Outside of the keynotes, one of the big trends seen at DVCon Europe is the use of high-level synthesis (HLS). HLS is used to make designers more productive – obviously, by raising the level of abstraction there is less code to write to generate the hardware. HLS also simplifies architectural exploration as changes are easier to make (less code to change). It can even affect verification, by simulating at least some aspects of the hardware at the HLS level rather than at RTL.
For the past few previous conferences, DVCon Europe was one of the best conferences for virtual platform topics. This year, this was rather less pronounced. The papers have generally moved in the direction of DVCon (US), where it is more about hardware design and hardware validation at the RTL level. Still, Synopsys did present a tutorial on VP technology, and there were a couple of papers. But for 2021, it would be nice to see more VP topics being present.
How Well did Virtual Work this Time?
Turning conferences and other traditionally in-person events into virtual events is a difficult process, but it seems to me that we are getting better at it. In my opinion, DVCon Europe worked better than the past summer’s Design Automation Conference – which is reasonable since the DVCon organizers had more time to prepare and learn from previous experience.
Attending DVCon gave that refreshing feeling of going to a conference and seeing new things and new perspectives on familiar topics, as well as discussions with other people interested in software and hardware. Of course, you did not get the after-conference-hours interactions over beers that you would expect to get in a physical conference, but attending the conference for a few full work days was still functioned like a break from normal work. Discussions during the talks were still there.
DVCon used Zoom to present all talks, along with the CONflux platform from Conference Catalysts company for the schedule, speaker bios, and access to slides and papers. All talks were presented live, with video of the speaker presented alongside the slides. The keynote sessions used the specialized Zoom Q&A function to handle questions to the speakers, while the regular talks used the chat window or even just talking straight out with the speakers.
DVCon also used a Mozilla Hubs-based 3D world for the exhibition, poster sessions, and some networking sessions. This worked surprisingly well, and in its best moments you could walk around between clumps of people “in a room” and join conversations. Much better than trying to organize a set of parallel group chats from a conference session… despite feeling a bit much on the cute side.

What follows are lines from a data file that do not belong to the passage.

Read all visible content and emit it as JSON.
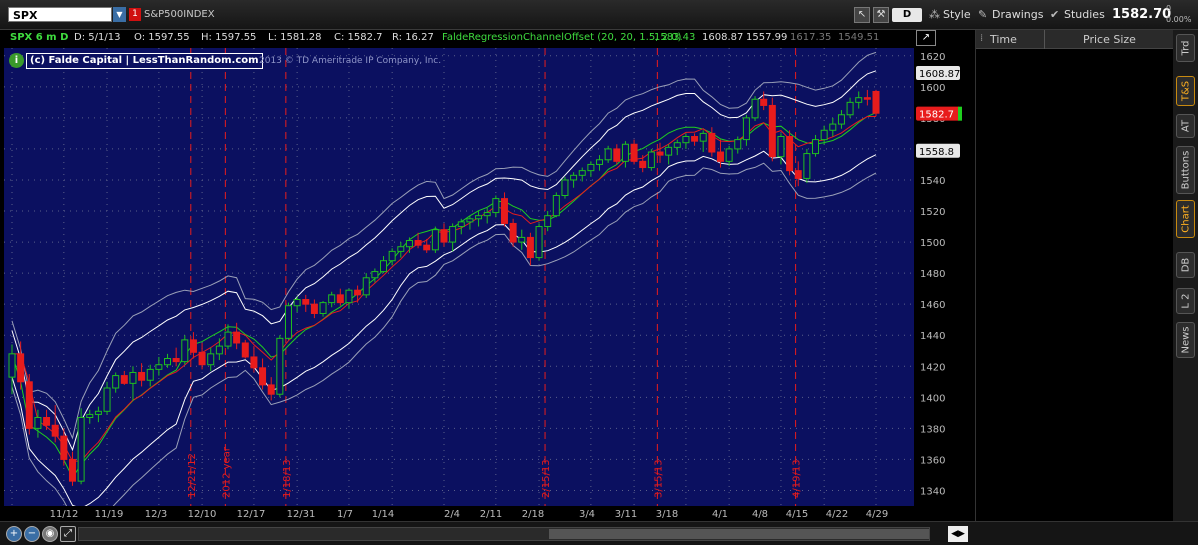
{
  "toolbar": {
    "symbol": "SPX",
    "link_badge": "1",
    "index_name": "S&P500INDEX",
    "period_button": "D",
    "style_label": "Style",
    "drawings_label": "Drawings",
    "studies_label": "Studies",
    "last_price": "1582.70",
    "change_top": "0",
    "change_bottom": "0.00%"
  },
  "info_bar": {
    "symbol_period": "SPX 6 m D",
    "date": "D: 5/1/13",
    "open": "O: 1597.55",
    "high": "H: 1597.55",
    "low": "L: 1581.28",
    "close": "C: 1582.7",
    "range": "R: 16.27",
    "study_name": "FaldeRegressionChannelOffset (20, 20, 1.5, 2.0)",
    "study_v1": "1583.43",
    "study_v2": "1608.87",
    "study_v3": "1557.99",
    "study_v4": "1617.35",
    "study_v5": "1549.51"
  },
  "watermark": {
    "icon": "i",
    "text": "(c) Falde Capital  |  LessThanRandom.com",
    "copyright": "2013 © TD Ameritrade IP Company, Inc."
  },
  "colors": {
    "background": "#0b1060",
    "up_candle": "#1fbf1f",
    "down_candle": "#e81c1c",
    "midline": "#1fcf1f",
    "offset_line": "#e81c1c",
    "inner_band": "#ffffff",
    "outer_band": "#9aa0b8",
    "vline": "#e81c1c"
  },
  "chart_data": {
    "type": "candlestick",
    "ylim": [
      1330,
      1625
    ],
    "y_ticks": [
      1340,
      1360,
      1380,
      1400,
      1420,
      1440,
      1460,
      1480,
      1500,
      1520,
      1540,
      1560,
      1580,
      1600,
      1620
    ],
    "x_tick_labels": [
      "11/12",
      "11/19",
      "12/3",
      "12/10",
      "12/17",
      "12/31",
      "1/7",
      "1/14",
      "2/4",
      "2/11",
      "2/18",
      "3/4",
      "3/11",
      "3/18",
      "4/1",
      "4/8",
      "4/15",
      "4/22",
      "4/29"
    ],
    "price_labels": {
      "upper_band": "1608.87",
      "last": "1582.7",
      "lower_band": "1558.8"
    },
    "event_markers": [
      "12/21/12",
      "2012 year",
      "1/18/13",
      "2/15/13",
      "3/15/13",
      "4/19/13"
    ],
    "ohlc": [
      [
        1413,
        1434,
        1402,
        1428
      ],
      [
        1428,
        1436,
        1405,
        1410
      ],
      [
        1410,
        1415,
        1376,
        1380
      ],
      [
        1380,
        1392,
        1374,
        1387
      ],
      [
        1387,
        1392,
        1379,
        1382
      ],
      [
        1382,
        1395,
        1371,
        1375
      ],
      [
        1375,
        1380,
        1356,
        1360
      ],
      [
        1360,
        1365,
        1343,
        1346
      ],
      [
        1346,
        1393,
        1344,
        1387
      ],
      [
        1387,
        1392,
        1383,
        1389
      ],
      [
        1389,
        1394,
        1384,
        1391
      ],
      [
        1391,
        1410,
        1389,
        1406
      ],
      [
        1406,
        1416,
        1403,
        1414
      ],
      [
        1414,
        1417,
        1408,
        1409
      ],
      [
        1409,
        1420,
        1398,
        1416
      ],
      [
        1416,
        1422,
        1407,
        1411
      ],
      [
        1411,
        1421,
        1407,
        1418
      ],
      [
        1418,
        1426,
        1414,
        1421
      ],
      [
        1421,
        1428,
        1419,
        1425
      ],
      [
        1425,
        1432,
        1420,
        1423
      ],
      [
        1423,
        1440,
        1421,
        1437
      ],
      [
        1437,
        1442,
        1425,
        1429
      ],
      [
        1429,
        1435,
        1418,
        1421
      ],
      [
        1421,
        1432,
        1417,
        1428
      ],
      [
        1428,
        1438,
        1424,
        1433
      ],
      [
        1433,
        1447,
        1431,
        1442
      ],
      [
        1442,
        1448,
        1431,
        1435
      ],
      [
        1435,
        1437,
        1425,
        1426
      ],
      [
        1426,
        1433,
        1416,
        1419
      ],
      [
        1419,
        1425,
        1405,
        1408
      ],
      [
        1408,
        1413,
        1398,
        1402
      ],
      [
        1402,
        1440,
        1400,
        1438
      ],
      [
        1438,
        1461,
        1437,
        1459
      ],
      [
        1459,
        1465,
        1455,
        1463
      ],
      [
        1463,
        1466,
        1455,
        1460
      ],
      [
        1460,
        1463,
        1451,
        1454
      ],
      [
        1454,
        1462,
        1452,
        1461
      ],
      [
        1461,
        1468,
        1458,
        1466
      ],
      [
        1466,
        1470,
        1459,
        1461
      ],
      [
        1461,
        1470,
        1457,
        1469
      ],
      [
        1469,
        1472,
        1461,
        1466
      ],
      [
        1466,
        1480,
        1464,
        1477
      ],
      [
        1477,
        1483,
        1474,
        1481
      ],
      [
        1481,
        1491,
        1480,
        1488
      ],
      [
        1488,
        1496,
        1485,
        1494
      ],
      [
        1494,
        1500,
        1490,
        1497
      ],
      [
        1497,
        1503,
        1493,
        1501
      ],
      [
        1501,
        1506,
        1496,
        1498
      ],
      [
        1498,
        1502,
        1493,
        1495
      ],
      [
        1495,
        1510,
        1493,
        1508
      ],
      [
        1508,
        1512,
        1497,
        1500
      ],
      [
        1500,
        1512,
        1494,
        1510
      ],
      [
        1510,
        1515,
        1505,
        1513
      ],
      [
        1513,
        1517,
        1508,
        1515
      ],
      [
        1515,
        1520,
        1510,
        1517
      ],
      [
        1517,
        1522,
        1512,
        1519
      ],
      [
        1519,
        1530,
        1516,
        1528
      ],
      [
        1528,
        1532,
        1510,
        1512
      ],
      [
        1512,
        1515,
        1497,
        1500
      ],
      [
        1500,
        1508,
        1495,
        1503
      ],
      [
        1503,
        1506,
        1485,
        1490
      ],
      [
        1490,
        1512,
        1488,
        1510
      ],
      [
        1510,
        1520,
        1507,
        1517
      ],
      [
        1517,
        1532,
        1516,
        1530
      ],
      [
        1530,
        1542,
        1528,
        1540
      ],
      [
        1540,
        1545,
        1535,
        1543
      ],
      [
        1543,
        1548,
        1539,
        1546
      ],
      [
        1546,
        1552,
        1542,
        1550
      ],
      [
        1550,
        1556,
        1546,
        1553
      ],
      [
        1553,
        1562,
        1551,
        1560
      ],
      [
        1560,
        1563,
        1550,
        1552
      ],
      [
        1552,
        1565,
        1548,
        1563
      ],
      [
        1563,
        1566,
        1550,
        1552
      ],
      [
        1552,
        1556,
        1545,
        1548
      ],
      [
        1548,
        1560,
        1546,
        1558
      ],
      [
        1558,
        1564,
        1551,
        1556
      ],
      [
        1556,
        1563,
        1550,
        1561
      ],
      [
        1561,
        1566,
        1556,
        1564
      ],
      [
        1564,
        1570,
        1560,
        1568
      ],
      [
        1568,
        1570,
        1562,
        1565
      ],
      [
        1565,
        1572,
        1558,
        1570
      ],
      [
        1570,
        1574,
        1555,
        1558
      ],
      [
        1558,
        1566,
        1548,
        1552
      ],
      [
        1552,
        1562,
        1549,
        1560
      ],
      [
        1560,
        1568,
        1557,
        1566
      ],
      [
        1566,
        1582,
        1562,
        1580
      ],
      [
        1580,
        1594,
        1578,
        1592
      ],
      [
        1592,
        1597,
        1585,
        1588
      ],
      [
        1588,
        1593,
        1552,
        1555
      ],
      [
        1555,
        1570,
        1550,
        1568
      ],
      [
        1568,
        1572,
        1543,
        1546
      ],
      [
        1546,
        1552,
        1536,
        1541
      ],
      [
        1541,
        1560,
        1538,
        1557
      ],
      [
        1557,
        1569,
        1555,
        1566
      ],
      [
        1566,
        1575,
        1563,
        1572
      ],
      [
        1572,
        1580,
        1568,
        1576
      ],
      [
        1576,
        1585,
        1573,
        1582
      ],
      [
        1582,
        1593,
        1580,
        1590
      ],
      [
        1590,
        1597,
        1586,
        1593
      ],
      [
        1593,
        1598,
        1588,
        1592
      ],
      [
        1597,
        1598,
        1581,
        1583
      ]
    ]
  }
}
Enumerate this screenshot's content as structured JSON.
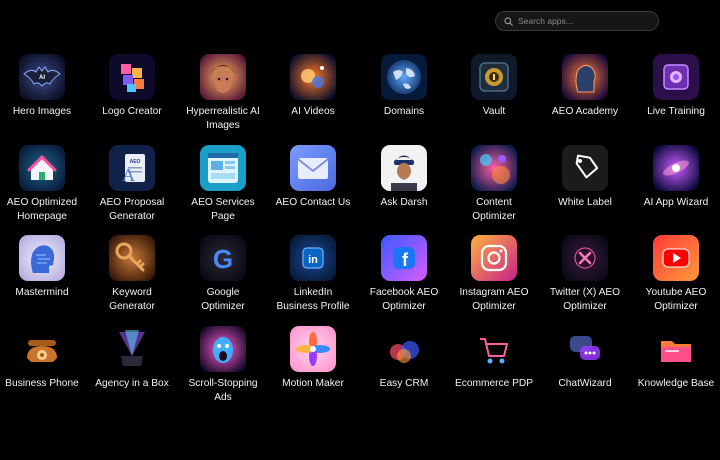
{
  "search": {
    "placeholder": "Search apps..."
  },
  "apps": [
    {
      "label": "Hero Images",
      "icon": "batman-logo-icon"
    },
    {
      "label": "Logo Creator",
      "icon": "colorful-cubes-icon"
    },
    {
      "label": "Hyperrealistic AI\nImages",
      "icon": "woman-portrait-icon"
    },
    {
      "label": "AI Videos",
      "icon": "cosmic-explosion-icon"
    },
    {
      "label": "Domains",
      "icon": "globe-icon"
    },
    {
      "label": "Vault",
      "icon": "vault-door-icon"
    },
    {
      "label": "AEO Academy",
      "icon": "ai-head-icon"
    },
    {
      "label": "Live Training",
      "icon": "purple-chip-icon"
    },
    {
      "label": "AEO Optimized\nHomepage",
      "icon": "house-icon"
    },
    {
      "label": "AEO Proposal\nGenerator",
      "icon": "document-pen-icon"
    },
    {
      "label": "AEO Services\nPage",
      "icon": "webpage-layout-icon"
    },
    {
      "label": "AEO Contact Us",
      "icon": "envelope-icon"
    },
    {
      "label": "Ask Darsh",
      "icon": "person-photo-icon"
    },
    {
      "label": "Content\nOptimizer",
      "icon": "content-swirl-icon"
    },
    {
      "label": "White Label",
      "icon": "tag-icon"
    },
    {
      "label": "AI App Wizard",
      "icon": "galaxy-icon"
    },
    {
      "label": "Mastermind",
      "icon": "brain-head-icon"
    },
    {
      "label": "Keyword\nGenerator",
      "icon": "key-icon"
    },
    {
      "label": "Google\nOptimizer",
      "icon": "google-logo-icon"
    },
    {
      "label": "LinkedIn\nBusiness Profile",
      "icon": "linkedin-logo-icon"
    },
    {
      "label": "Facebook AEO\nOptimizer",
      "icon": "facebook-logo-icon"
    },
    {
      "label": "Instagram AEO\nOptimizer",
      "icon": "instagram-logo-icon"
    },
    {
      "label": "Twitter (X) AEO\nOptimizer",
      "icon": "x-logo-icon"
    },
    {
      "label": "Youtube AEO\nOptimizer",
      "icon": "youtube-logo-icon"
    },
    {
      "label": "Business Phone",
      "icon": "rotary-phone-icon"
    },
    {
      "label": "Agency in a Box",
      "icon": "light-box-icon"
    },
    {
      "label": "Scroll-Stopping\nAds",
      "icon": "shouting-face-icon"
    },
    {
      "label": "Motion Maker",
      "icon": "motion-petals-icon"
    },
    {
      "label": "Easy CRM",
      "icon": "data-cloud-icon"
    },
    {
      "label": "Ecommerce PDP",
      "icon": "shopping-cart-icon"
    },
    {
      "label": "ChatWizard",
      "icon": "chat-bubbles-icon"
    },
    {
      "label": "Knowledge Base",
      "icon": "folder-icon"
    }
  ]
}
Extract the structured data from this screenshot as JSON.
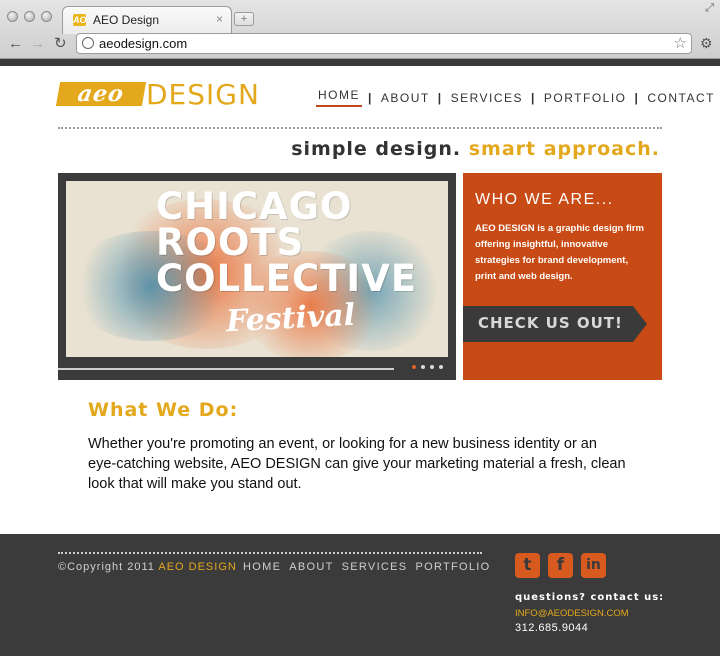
{
  "browser": {
    "tab_title": "AEO Design",
    "tab_logo": "AO",
    "tab_close": "×",
    "new_tab": "+",
    "url": "aeodesign.com",
    "back_icon": "←",
    "forward_icon": "→",
    "reload_icon": "↻",
    "bookmark_icon": "☆",
    "wrench_icon": "🔧"
  },
  "site": {
    "logo_mark": "aeo",
    "logo_word": "DESIGN",
    "nav": [
      "HOME",
      "ABOUT",
      "SERVICES",
      "PORTFOLIO",
      "CONTACT"
    ],
    "nav_separator": "|",
    "tagline_a": "simple design.",
    "tagline_b": "smart approach.",
    "slide": {
      "line1": "CHICAGO",
      "line2": "ROOTS",
      "line3": "COLLECTIVE",
      "script": "Festival",
      "dots": 4,
      "active_dot": 0
    },
    "who": {
      "title": "WHO WE ARE...",
      "text": "AEO DESIGN is a graphic design firm offering insightful, innovative strategies for brand development, print and web design.",
      "cta": "CHECK US OUT!"
    },
    "what_we_do": {
      "title": "What We Do:",
      "text": "Whether you're promoting an event, or looking for a new business identity or an eye-catching website, AEO DESIGN can give your marketing material a fresh, clean look that will make you stand out."
    },
    "footer": {
      "copyright_prefix": "©Copyright 2011",
      "copyright_brand": "AEO DESIGN",
      "nav": [
        "HOME",
        "ABOUT",
        "SERVICES",
        "PORTFOLIO"
      ],
      "social": [
        "t",
        "f",
        "in"
      ],
      "question": "questions? contact us:",
      "email": "INFO@AEODESIGN.COM",
      "phone": "312.685.9044"
    }
  },
  "colors": {
    "accent_yellow": "#e3a81c",
    "accent_orange": "#c84a14",
    "dark": "#3b3b3b"
  }
}
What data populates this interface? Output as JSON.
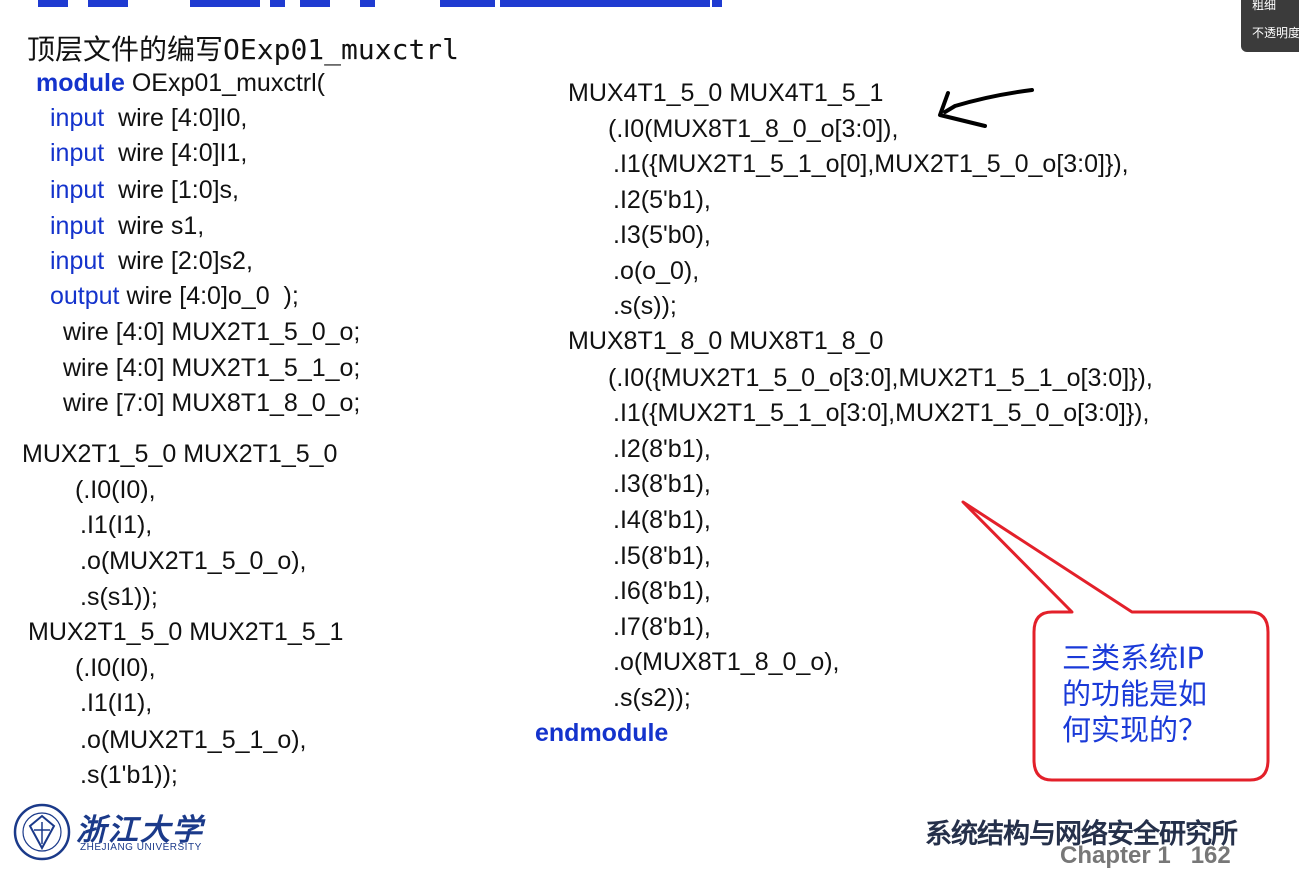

One clear advantage of a virtual conference is that it is rather easy to bring in speakers from all over the world. This year, two of the keynote speakers called in from the US – which would have required much more expense and time if done in-person. In a virtual conference, it does not matter from where you show your video (if you tried to do a call-in virtual presentation an in-person conference the result would likely be rather flat).
DVCon also did something rather interesting in that they are selling post-conference access to the recorded presentations. This is not something that is really doable for an in-person conference (even though there used to be a decent business in selling printed conference proceedings once upon a time). Not sure how many people would pick up such an offer though, as I expect those interested to have already signed up for the conference.